After reading your description -- before I read the article -- my first reaction was, "Maybe that's the point." That is, maybe the artist is commenting on the way representations of foreigness (in this case female foreigness) eliminate the body only to focus on the exotic. This is a move you might typically see from a young artist fresh out of art school who has had an education in contemporary art history, postcolonialism, semiotics, etc. But after reading the article and seeing the language Pachter uses to describe his work I realized that, no, his work is not even that sophisticated, it simply approaches orientalism.
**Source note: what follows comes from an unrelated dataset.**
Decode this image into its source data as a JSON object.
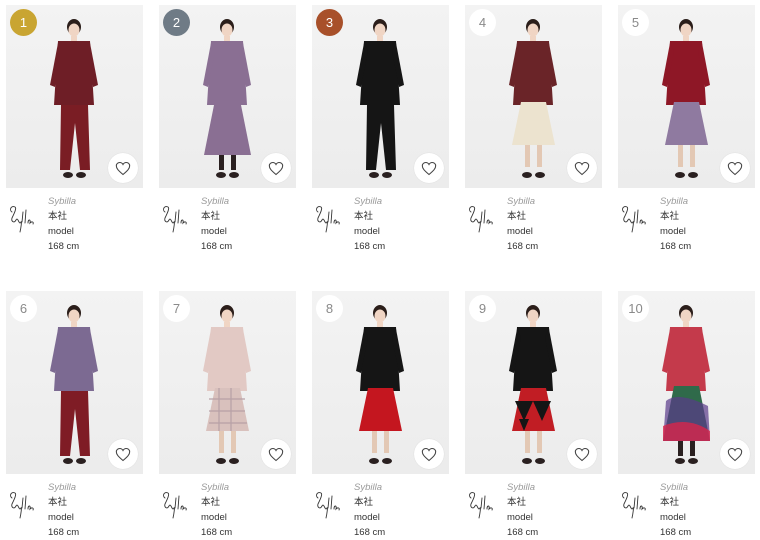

But it made me wonder: how would our reception of the paintings change if, along with the same paintings, the artist employed the discourse I described above? Would that somehow make the paintings less disturbing? Would this use of discourse by the artist neutralize your criticism?

Tim said...

That explanation had crossed my mind--that this is a sort of too-clever, self-aware comment on the exoticization of India. But even if the artist did offer such an explanation, I don't think I would buy it, because the work itself doesn't seem well-executed enough to bear that reading; because of the way the painting is executed and framed, I think it reads more like an unconscious or clumsy gesture of exoticization, rather than a self-conscious, ironic gesture.

Jordan said...

In Leslie's case, and I don't have the book to hand, but isn't the text in some part an exposition of the belief system of the orange-robed monks? I had rather thought that cover art was literally inextricable from the work. It's possible this is one of those distortions of memory; curious to hear your take on Leslie's text, and whether you'd differentiate that presentation from Pachter's.